If the revision isn’t passed, first time home buyers, who generally, and historically, have created the updraft that churns momentum for moving housing stock, may have a hard time coming up with the 20% down payment. There are non-QM mortgages available for them, but lenders will take greater caution for the first several months, as they observe how both the market and court reacts to QM, and adjust internally with staff training and new software systems. Also, non-QM loans will likely be more expensive for consumers, as they will have no other option. Since 80% of current borrowers qualify for QMs, the market won’t suffer too much, but since those who don’t qualify will likely fall back on the rental marketplace, the housing market will at best accelerate, but at a decreasing rate.
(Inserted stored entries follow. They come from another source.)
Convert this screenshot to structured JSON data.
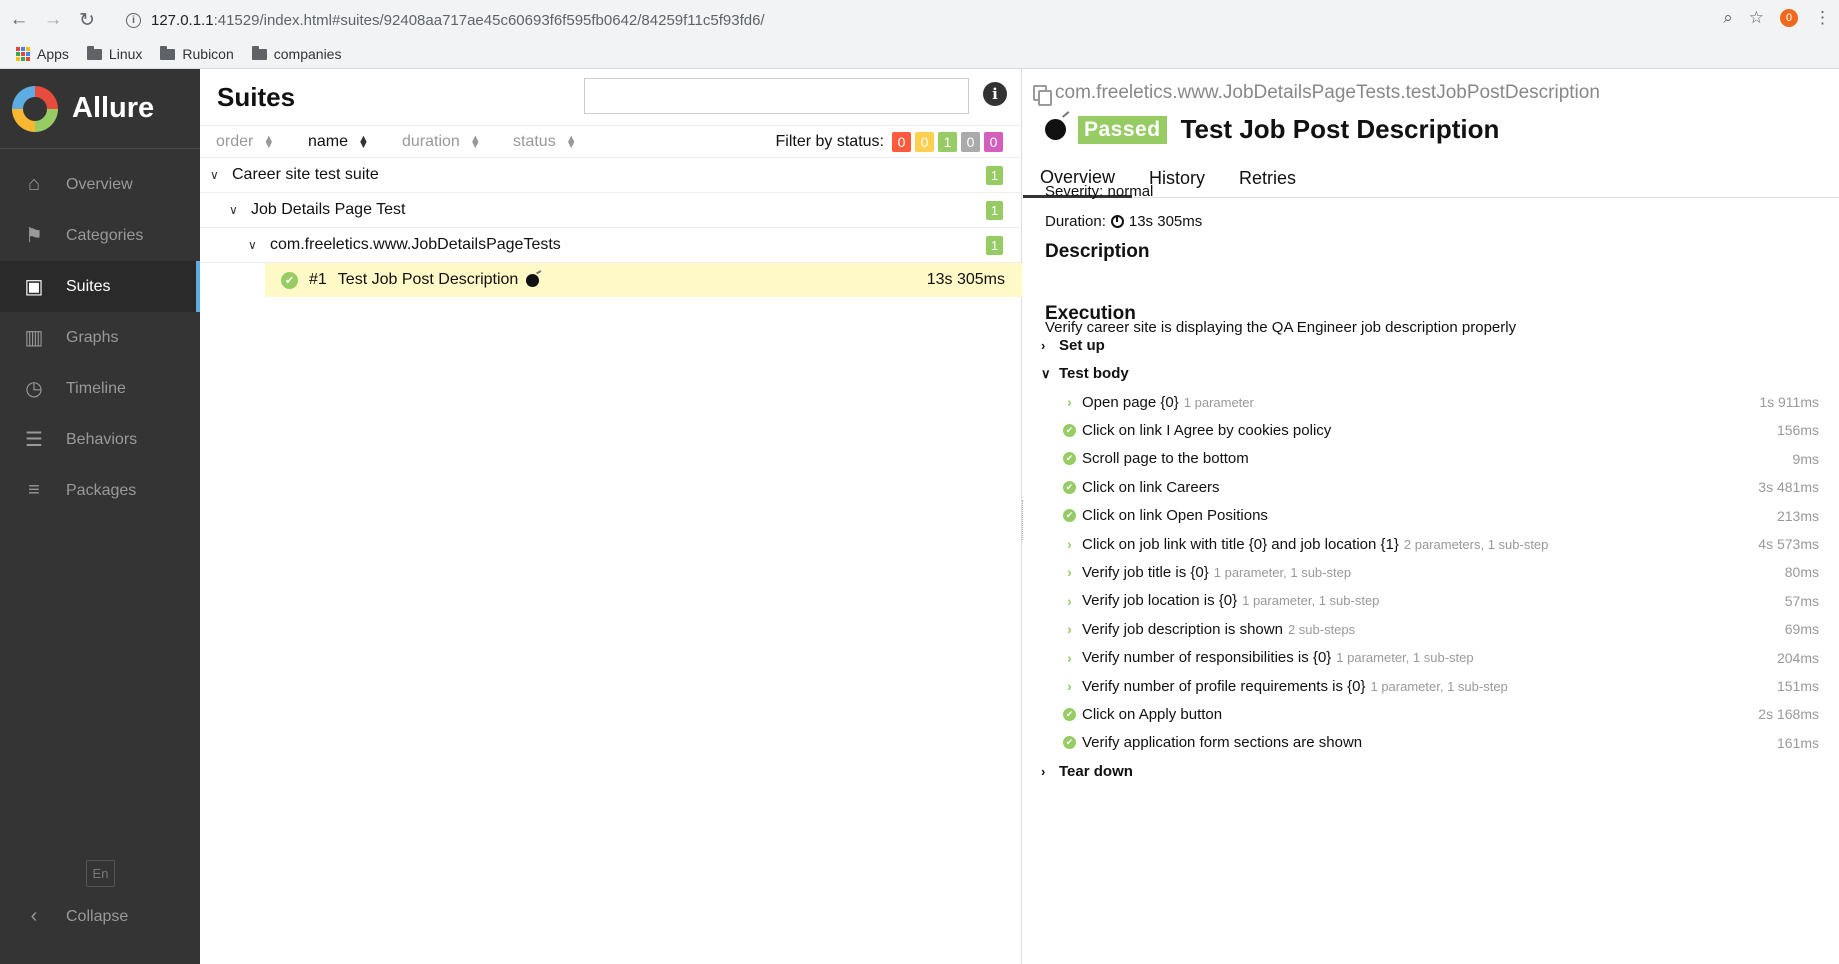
{
  "browser": {
    "url_host": "127.0.1.1",
    "url_rest": ":41529/index.html#suites/92408aa717ae45c60693f6f595fb0642/84259f11c5f93fd6/",
    "extension_badge": "0",
    "bookmarks": [
      "Apps",
      "Linux",
      "Rubicon",
      "companies"
    ]
  },
  "sidebar": {
    "brand": "Allure",
    "items": [
      {
        "label": "Overview",
        "icon": "home-icon"
      },
      {
        "label": "Categories",
        "icon": "flag-icon"
      },
      {
        "label": "Suites",
        "icon": "briefcase-icon"
      },
      {
        "label": "Graphs",
        "icon": "bar-chart-icon"
      },
      {
        "label": "Timeline",
        "icon": "clock-icon"
      },
      {
        "label": "Behaviors",
        "icon": "list-icon"
      },
      {
        "label": "Packages",
        "icon": "align-left-icon"
      }
    ],
    "active": "Suites",
    "language": "En",
    "collapse": "Collapse"
  },
  "suites": {
    "title": "Suites",
    "sort": {
      "order": "order",
      "name": "name",
      "duration": "duration",
      "status": "status"
    },
    "filter_label": "Filter by status:",
    "filter_counts": [
      {
        "value": "0",
        "color": "#fd5a3e"
      },
      {
        "value": "0",
        "color": "#ffd050"
      },
      {
        "value": "1",
        "color": "#97cc64"
      },
      {
        "value": "0",
        "color": "#aaaaaa"
      },
      {
        "value": "0",
        "color": "#d35ebe"
      }
    ],
    "tree": [
      {
        "label": "Career site test suite",
        "count": "1"
      },
      {
        "label": "Job Details Page Test",
        "count": "1"
      },
      {
        "label": "com.freeletics.www.JobDetailsPageTests",
        "count": "1"
      }
    ],
    "test": {
      "index": "#1",
      "name": "Test Job Post Description",
      "duration": "13s 305ms"
    }
  },
  "detail": {
    "breadcrumb": "com.freeletics.www.JobDetailsPageTests.testJobPostDescription",
    "status": "Passed",
    "title": "Test Job Post Description",
    "tabs": [
      "Overview",
      "History",
      "Retries"
    ],
    "severity": "Severity: normal",
    "duration_label": "Duration:",
    "duration": "13s 305ms",
    "description_heading": "Description",
    "description": "Verify career site is displaying the QA Engineer job description properly",
    "execution_heading": "Execution",
    "setup": "Set up",
    "test_body": "Test body",
    "teardown": "Tear down",
    "steps": [
      {
        "name": "Open page {0}",
        "sub": "1 parameter",
        "duration": "1s 911ms",
        "kind": "arrow"
      },
      {
        "name": "Click on link I Agree by cookies policy",
        "sub": "",
        "duration": "156ms",
        "kind": "ok"
      },
      {
        "name": "Scroll page to the bottom",
        "sub": "",
        "duration": "9ms",
        "kind": "ok"
      },
      {
        "name": "Click on link Careers",
        "sub": "",
        "duration": "3s 481ms",
        "kind": "ok"
      },
      {
        "name": "Click on link Open Positions",
        "sub": "",
        "duration": "213ms",
        "kind": "ok"
      },
      {
        "name": "Click on job link with title {0} and job location {1}",
        "sub": "2 parameters, 1 sub-step",
        "duration": "4s 573ms",
        "kind": "arrow"
      },
      {
        "name": "Verify job title is {0}",
        "sub": "1 parameter, 1 sub-step",
        "duration": "80ms",
        "kind": "arrow"
      },
      {
        "name": "Verify job location is {0}",
        "sub": "1 parameter, 1 sub-step",
        "duration": "57ms",
        "kind": "arrow"
      },
      {
        "name": "Verify job description is shown",
        "sub": "2 sub-steps",
        "duration": "69ms",
        "kind": "arrow"
      },
      {
        "name": "Verify number of responsibilities is {0}",
        "sub": "1 parameter, 1 sub-step",
        "duration": "204ms",
        "kind": "arrow"
      },
      {
        "name": "Verify number of profile requirements is {0}",
        "sub": "1 parameter, 1 sub-step",
        "duration": "151ms",
        "kind": "arrow"
      },
      {
        "name": "Click on Apply button",
        "sub": "",
        "duration": "2s 168ms",
        "kind": "ok"
      },
      {
        "name": "Verify application form sections are shown",
        "sub": "",
        "duration": "161ms",
        "kind": "ok"
      }
    ]
  }
}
Supply of Distressed Assets

The declining supply of distressed assets has been a positive for many housing markets, naturally boosting prices. As illustrated by Figure 7, the national foreclosure concentration has been steadily decreasing, following a plateau from 2009-2012. When using the percentage of outstanding residential mortgages that are in foreclosure as a measure of distressed assets, the supply has decreased to 3.08% in September 2013 from a high of 4.64% in December 2010. While this number is about three times greater than the levels seen from 2004 to 2006, the concentration of loans in foreclosure has followed a relatively steep downward trend. According to CoreLogic, there were 51,000 completed foreclosures in September, down from 83,000 in September of 2012, a 39% decrease. Before the downturn of the housing market in 2007, there was an average of 21,000 completed foreclosures a month between 2000 and 2006. However, foreclosure inventory has declined year-over-year for 23 straight months, with nine consecutive months of year-over-year declines of at least 20 percent. Additionally, RealtyTrac Inc. reported lenders initiating the foreclosure process on 174,366 homes in Q3, the lowest level for any quarter in over seven years. With fewer initiated foreclosures, housing prices are increasing due to the demand exceeding the supply.

Q4 2013 Housing Price Outlook

All four of the areas described above are currently exhibiting positive trends. In our Perspectives from Q4 2012, mortgage rates were near or at all-time lows, and we correctly projected positive year-over-year and month-over-month change in housing prices. Looking ahead, with mortgage rates over a point higher than Q42012, we envision a moderate jog rather than a sprint towards a fully recovered economy. As the economy transitions away from quantitative easing, mortgage rates will continue to increase. Although employment is at a five year high, the distressed property supply is decreasing, and HARP has been extended–adjusting to new QM rules and rising interest rates contrast and may dominate them, indicating that the recovery path may be rocky. In the near future, MIAC expects the housing market to continue its recovery at a more moderate rate than in 2013.